3. Unlike numpy arrays, while creating pytorch tensor, it also accepts two other arguments called the device_type (whether the computation happens on CPU or GPU) and the requires_grad (which is used to compute the derivatives).

### PyTorch API

The PyTorch API establish a few directions on where to find things in the documentation (https://pytorch.org/docs/stable/index.html). 

**Topics covered**: 

    1. What is the difference between numpy array and pytorch tensor?

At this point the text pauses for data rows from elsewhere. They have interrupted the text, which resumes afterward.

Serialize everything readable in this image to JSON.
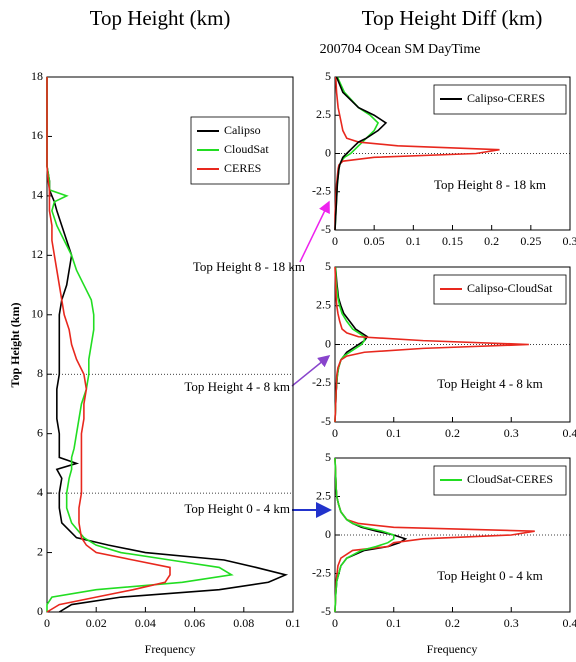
{
  "column_title": "Top Height Diff (km)",
  "subtitle": "200704 Ocean SM DayTime",
  "annotations": [
    {
      "text": "Top Height 8 - 18 km",
      "color": "#ee22ee"
    },
    {
      "text": "Top Height 4 - 8 km",
      "color": "#8844cc"
    },
    {
      "text": "Top Height 0 - 4 km",
      "color": "#2233cc"
    }
  ],
  "chart_data": [
    {
      "type": "line",
      "title": "Top Height (km)",
      "xlabel": "Frequency",
      "ylabel": "Top Height (km)",
      "xlim": [
        0,
        0.1
      ],
      "xticks": [
        0,
        0.02,
        0.04,
        0.06,
        0.08,
        0.1
      ],
      "ylim": [
        0,
        18
      ],
      "yticks": [
        0,
        2,
        4,
        6,
        8,
        10,
        12,
        14,
        16,
        18
      ],
      "reference_lines": [
        8,
        4
      ],
      "legend": "upper right",
      "y": [
        0,
        0.25,
        0.5,
        0.75,
        1,
        1.25,
        1.5,
        1.75,
        2,
        2.25,
        2.5,
        3,
        3.5,
        4,
        4.5,
        4.8,
        5,
        5.2,
        5.5,
        6,
        6.5,
        7,
        7.5,
        8,
        8.5,
        9,
        9.5,
        10,
        10.5,
        11,
        11.5,
        12,
        12.5,
        13,
        13.5,
        13.8,
        14,
        14.2,
        14.5,
        15,
        16,
        17,
        18
      ],
      "series": [
        {
          "name": "Calipso",
          "color": "#000000",
          "values": [
            0.005,
            0.01,
            0.03,
            0.07,
            0.09,
            0.097,
            0.085,
            0.072,
            0.04,
            0.025,
            0.012,
            0.006,
            0.005,
            0.005,
            0.006,
            0.004,
            0.012,
            0.005,
            0.005,
            0.005,
            0.004,
            0.004,
            0.004,
            0.005,
            0.005,
            0.005,
            0.005,
            0.005,
            0.006,
            0.008,
            0.009,
            0.01,
            0.008,
            0.006,
            0.004,
            0.003,
            0.002,
            0.001,
            0.001,
            0,
            0,
            0,
            0
          ]
        },
        {
          "name": "CloudSat",
          "color": "#22dd22",
          "values": [
            0,
            0,
            0.002,
            0.02,
            0.055,
            0.075,
            0.07,
            0.05,
            0.03,
            0.02,
            0.015,
            0.01,
            0.008,
            0.008,
            0.009,
            0.01,
            0.01,
            0.01,
            0.011,
            0.012,
            0.013,
            0.014,
            0.016,
            0.017,
            0.017,
            0.018,
            0.019,
            0.019,
            0.018,
            0.015,
            0.012,
            0.01,
            0.007,
            0.004,
            0.002,
            0.003,
            0.008,
            0.001,
            0.001,
            0,
            0,
            0,
            0
          ]
        },
        {
          "name": "CERES",
          "color": "#e8281e",
          "values": [
            0,
            0.005,
            0.02,
            0.035,
            0.048,
            0.05,
            0.05,
            0.035,
            0.02,
            0.016,
            0.014,
            0.013,
            0.013,
            0.014,
            0.014,
            0.014,
            0.014,
            0.014,
            0.014,
            0.014,
            0.015,
            0.015,
            0.016,
            0.015,
            0.012,
            0.01,
            0.009,
            0.007,
            0.006,
            0.005,
            0.004,
            0.003,
            0.002,
            0.002,
            0.001,
            0.001,
            0.001,
            0.001,
            0.0005,
            0,
            0,
            0,
            0
          ]
        }
      ]
    },
    {
      "type": "line",
      "annotation": {
        "text": "Top Height 8 - 18 km",
        "color": "#ee22ee"
      },
      "xlim": [
        0,
        0.3
      ],
      "xticks": [
        0,
        0.05,
        0.1,
        0.15,
        0.2,
        0.25,
        0.3
      ],
      "ylim": [
        -5,
        5
      ],
      "yticks": [
        -5,
        -2.5,
        0,
        2.5,
        5
      ],
      "reference_lines": [
        0
      ],
      "legend": "upper right",
      "y": [
        -5,
        -4,
        -3,
        -2,
        -1.5,
        -1,
        -0.75,
        -0.5,
        -0.25,
        0,
        0.25,
        0.5,
        0.75,
        1,
        1.5,
        2,
        2.5,
        3,
        4,
        5
      ],
      "series": [
        {
          "color": "#22dd22",
          "values": [
            0,
            0.001,
            0.002,
            0.003,
            0.004,
            0.005,
            0.006,
            0.008,
            0.012,
            0.02,
            0.025,
            0.03,
            0.035,
            0.04,
            0.05,
            0.055,
            0.045,
            0.03,
            0.012,
            0.003
          ]
        },
        {
          "color": "#e8281e",
          "values": [
            0,
            0,
            0.001,
            0.002,
            0.003,
            0.004,
            0.005,
            0.01,
            0.05,
            0.18,
            0.21,
            0.08,
            0.03,
            0.015,
            0.01,
            0.008,
            0.006,
            0.004,
            0.002,
            0.001
          ]
        },
        {
          "name": "Calipso-CERES",
          "color": "#000000",
          "values": [
            0,
            0.001,
            0.002,
            0.003,
            0.004,
            0.005,
            0.006,
            0.008,
            0.01,
            0.015,
            0.02,
            0.025,
            0.03,
            0.04,
            0.055,
            0.065,
            0.05,
            0.03,
            0.01,
            0.002
          ]
        }
      ]
    },
    {
      "type": "line",
      "annotation": {
        "text": "Top Height 4 - 8 km",
        "color": "#8844cc"
      },
      "xlim": [
        0,
        0.4
      ],
      "xticks": [
        0,
        0.1,
        0.2,
        0.3,
        0.4
      ],
      "ylim": [
        -5,
        5
      ],
      "yticks": [
        -5,
        -2.5,
        0,
        2.5,
        5
      ],
      "reference_lines": [
        0
      ],
      "legend": "upper right",
      "y": [
        -5,
        -4,
        -3,
        -2,
        -1.5,
        -1,
        -0.75,
        -0.5,
        -0.25,
        0,
        0.25,
        0.5,
        0.75,
        1,
        1.5,
        2,
        2.5,
        3,
        4,
        5
      ],
      "series": [
        {
          "color": "#000000",
          "values": [
            0,
            0.001,
            0.002,
            0.004,
            0.006,
            0.01,
            0.015,
            0.02,
            0.03,
            0.04,
            0.05,
            0.055,
            0.045,
            0.035,
            0.025,
            0.015,
            0.01,
            0.006,
            0.003,
            0.001
          ]
        },
        {
          "color": "#22dd22",
          "values": [
            0,
            0.001,
            0.002,
            0.004,
            0.006,
            0.01,
            0.015,
            0.025,
            0.035,
            0.045,
            0.05,
            0.05,
            0.04,
            0.03,
            0.02,
            0.012,
            0.008,
            0.005,
            0.002,
            0.001
          ]
        },
        {
          "name": "Calipso-CloudSat",
          "color": "#e8281e",
          "values": [
            0,
            0.001,
            0.002,
            0.003,
            0.005,
            0.01,
            0.02,
            0.05,
            0.15,
            0.33,
            0.15,
            0.04,
            0.02,
            0.012,
            0.008,
            0.005,
            0.003,
            0.002,
            0.001,
            0
          ]
        }
      ]
    },
    {
      "type": "line",
      "xlabel": "Frequency",
      "annotation": {
        "text": "Top Height 0 - 4 km",
        "color": "#2233cc"
      },
      "xlim": [
        0,
        0.4
      ],
      "xticks": [
        0,
        0.1,
        0.2,
        0.3,
        0.4
      ],
      "ylim": [
        -5,
        5
      ],
      "yticks": [
        -5,
        -2.5,
        0,
        2.5,
        5
      ],
      "reference_lines": [
        0
      ],
      "legend": "upper right",
      "y": [
        -5,
        -4,
        -3,
        -2,
        -1.5,
        -1,
        -0.75,
        -0.5,
        -0.25,
        0,
        0.25,
        0.5,
        0.75,
        1,
        1.5,
        2,
        2.5,
        3,
        4,
        5
      ],
      "series": [
        {
          "color": "#000000",
          "values": [
            0,
            0.001,
            0.003,
            0.01,
            0.02,
            0.05,
            0.09,
            0.11,
            0.12,
            0.1,
            0.07,
            0.045,
            0.03,
            0.02,
            0.01,
            0.006,
            0.003,
            0.002,
            0.001,
            0
          ]
        },
        {
          "color": "#e8281e",
          "values": [
            0,
            0.001,
            0.002,
            0.005,
            0.01,
            0.03,
            0.09,
            0.1,
            0.15,
            0.3,
            0.34,
            0.1,
            0.04,
            0.02,
            0.01,
            0.006,
            0.003,
            0.002,
            0.001,
            0
          ]
        },
        {
          "name": "CloudSat-CERES",
          "color": "#22dd22",
          "values": [
            0,
            0.001,
            0.003,
            0.01,
            0.02,
            0.045,
            0.07,
            0.09,
            0.1,
            0.1,
            0.08,
            0.05,
            0.03,
            0.02,
            0.01,
            0.006,
            0.003,
            0.002,
            0.001,
            0
          ]
        }
      ]
    }
  ]
}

    2. How to create numpy arrays and pytorch tensors. Furthermore, we will see how to perform the same operation on both data types.
    
    

In [None]:
import torch 
import numpy as np

### Constructors

In [None]:
# NumPy
array1 = np.array([1,2,3,4])
# from list
list1 = [[1,2,3,4],[5,6,7,8]]
array2 = np.array(list1)
# casting data type
array3 = np.array([1,2,3,4], dtype=np.float64)
type(array1), array1.dtype

In [None]:
# PyTorch Tensor 
tensor1 = torch.tensor([1,2,3,4])
# from list
numpy_arr1 = np.array([11,21,322])
tensor2 = torch.tensor(numpy_arr1)
type(tensor1), tensor1.dtype

In [None]:
# from tensor to array 
numpy_arr = tensor1.numpy()
numpy_arr

In [None]:
# see what happen if you overwrite element in array
numpy_arr[1] = 999
tensor1, numpy_arr

In [None]:
# from array to tensor 
array1_tensor = torch.from_numpy(array1)
array1_tensor

### Random function

In [None]:
np.random.rand(2, 3) # numpy way

In [None]:
torch.rand(2, 3) # pytorch way

### Seed function

In [None]:
np.random.seed(42)
np.random.rand(2)

In [None]:
torch.manual_seed(42) # for both CPU and CUDA
torch.rand(2)

### Reshaping the array

In [None]:
# numpy approach 
np_arr = np.array([1, 2, 3, 4, 5, 6, 7, 8])
np_arr.shape

In [None]:
new_arr = np_arr.reshape(2, 2, -1) 
new_arr.shape

In [None]:
new_arr

In [None]:
# reshape tensor 
tensor1 = torch.tensor([1, 2, 3, 4, 5, 6, 7, 8])
tensor1.reshape(2, 2, -1)

Note that there are two functions in pytorch to `reshape` the array. One is `permute` which basically permutes the dimensions without changing the data ordering and other is reshape which just changes the size to the desired size and so the ordering of elements get changed.

In [None]:
x = torch.randn(2, 5)
x

In [None]:
x.permute(0, 1)

In [None]:
x.permute(1, 0)

In [None]:
# reshape method has changes the order of elements
x.reshape(5, 2)

In [None]:
x.storage()

### Slicing the arrays

In [None]:
x = torch.rand(3, 4)
x[:, 2] = 23 # Replace every element of third column to 23
print(x)

In [None]:
y = np.random.rand(3, 4)
y[:, 2] = 223 # Replace every element of third column to 223
print(y)

In [None]:
x[0] = 999 # Replace every element of first row to 999
print(x)

In [None]:
y[0] = 9999 # Replace every element of first row to 9999
print(y)